Pierniczki słodzone samym miodem, więc znowu miałam opory, że ciasto będzie się bardzo ściskać i trudno formować. Tymczasem było bardzo przyjemnie, też dzięki mące orkiszowej, która ma gluten (tak, tak, tak!), a z glutenowymi mąkami mi się pracuje wspaniale. Wyjątkiem jest mąka ryżowa, którą też bardzo lubię, ale jednak nie ma samodzielnego zastosowania do pierników.
No w każdym razie: mąka orkiszowa i pierniki to wspaniałe połączenie. Orkisz jest tak naprawdę rodzajem pszenicy, może dlatego było to tak dobre?
PIERNICZKI ORKISZOWE (słodzone miodem, bez dodatkowego cukru)
przepis z Zielonego Środka
SKŁADNIKI na ok. 90 pierników
- 400 g mąki orkiszowej
- 200 g miodu
- 100 g masła
- 1 jajko
- 3 łyżki przyprawy do piernika
- 1,5 łyżeczki sody oczyszczonej
- ½ łyżeczka cynamonu (lub wg uznania, zależy od stosowanej przyprawy piernikowej)
- 1 duża łyżeczka kakao (do koloru)
- szczypta soli
Wymieszać suche składniki. Roztopić masło, dodać do niego miód i dobrze wymieszać. Dodać jajo, wymieszać ponownie. Mokre składniki wlać do suchych i wyrobić gładkie, błyszczące ciasto.

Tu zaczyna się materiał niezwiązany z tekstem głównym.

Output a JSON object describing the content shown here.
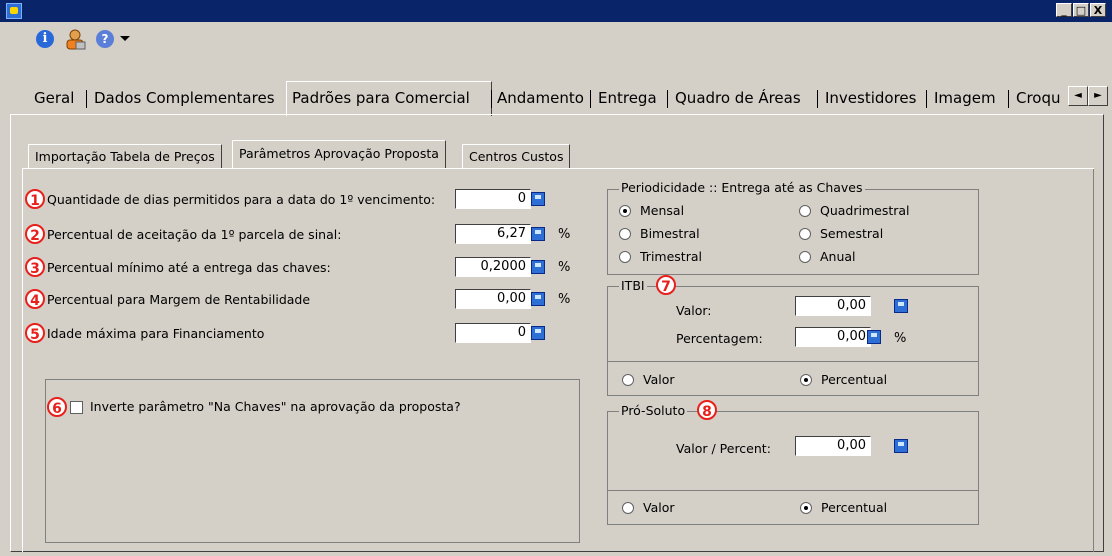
{
  "window": {
    "min_label": "_",
    "max_label": "□",
    "close_label": "X"
  },
  "toolbar": {
    "info_glyph": "i",
    "help_glyph": "?"
  },
  "tabs": [
    {
      "label": "Geral"
    },
    {
      "label": "Dados Complementares"
    },
    {
      "label": "Padrões para Comercial"
    },
    {
      "label": "Andamento"
    },
    {
      "label": "Entrega"
    },
    {
      "label": "Quadro de Áreas"
    },
    {
      "label": "Investidores"
    },
    {
      "label": "Imagem"
    },
    {
      "label": "Croqu"
    }
  ],
  "tab_scroll": {
    "left": "◄",
    "right": "►"
  },
  "subtabs": [
    {
      "label": "Importação Tabela de Preços"
    },
    {
      "label": "Parâmetros Aprovação Proposta"
    },
    {
      "label": "Centros Custos"
    }
  ],
  "fields": [
    {
      "badge": "1",
      "label": "Quantidade de dias permitidos para  a data do 1º vencimento:",
      "value": "0",
      "unit": ""
    },
    {
      "badge": "2",
      "label": "Percentual de aceitação da 1º parcela de sinal:",
      "value": "6,27",
      "unit": "%"
    },
    {
      "badge": "3",
      "label": "Percentual mínimo até a entrega das chaves:",
      "value": "0,2000",
      "unit": "%"
    },
    {
      "badge": "4",
      "label": "Percentual para Margem de Rentabilidade",
      "value": "0,00",
      "unit": "%"
    },
    {
      "badge": "5",
      "label": "Idade máxima para Financiamento",
      "value": "0",
      "unit": ""
    }
  ],
  "invert": {
    "badge": "6",
    "label": "Inverte parâmetro \"Na Chaves\" na aprovação da proposta?",
    "checked": false
  },
  "periodicidade": {
    "title": "Periodicidade :: Entrega até as Chaves",
    "options": [
      {
        "label": "Mensal",
        "selected": true
      },
      {
        "label": "Quadrimestral",
        "selected": false
      },
      {
        "label": "Bimestral",
        "selected": false
      },
      {
        "label": "Semestral",
        "selected": false
      },
      {
        "label": "Trimestral",
        "selected": false
      },
      {
        "label": "Anual",
        "selected": false
      }
    ]
  },
  "itbi": {
    "title": "ITBI",
    "badge": "7",
    "valor_label": "Valor:",
    "valor_value": "0,00",
    "percent_label": "Percentagem:",
    "percent_value": "0,00",
    "percent_unit": "%",
    "opt_valor": "Valor",
    "opt_percentual": "Percentual",
    "selected": "Percentual"
  },
  "prosoluto": {
    "title": "Pró-Soluto",
    "badge": "8",
    "value_label": "Valor / Percent:",
    "value": "0,00",
    "opt_valor": "Valor",
    "opt_percentual": "Percentual",
    "selected": "Percentual"
  },
  "colors": {
    "titlebar": "#0a246a",
    "window_bg": "#d4d0c8",
    "badge_red": "#e8201c"
  }
}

Rozwałkować na 3-5 milimetrów na blacie posypanym mąką, wycinać ulubione kształty i ułożyć na blasze wyłożonej papierem do pieczenia.
Piec w 180 stopniach C przez 8-12 minut w zależności od grubości, aż będą zarumienione.
Ostudzić, przełożyć do pudełek/puszek. W dzień lub parę dni przed planowanym jedzeniem udekorować lukrem lub czekoladą.
Smacznego!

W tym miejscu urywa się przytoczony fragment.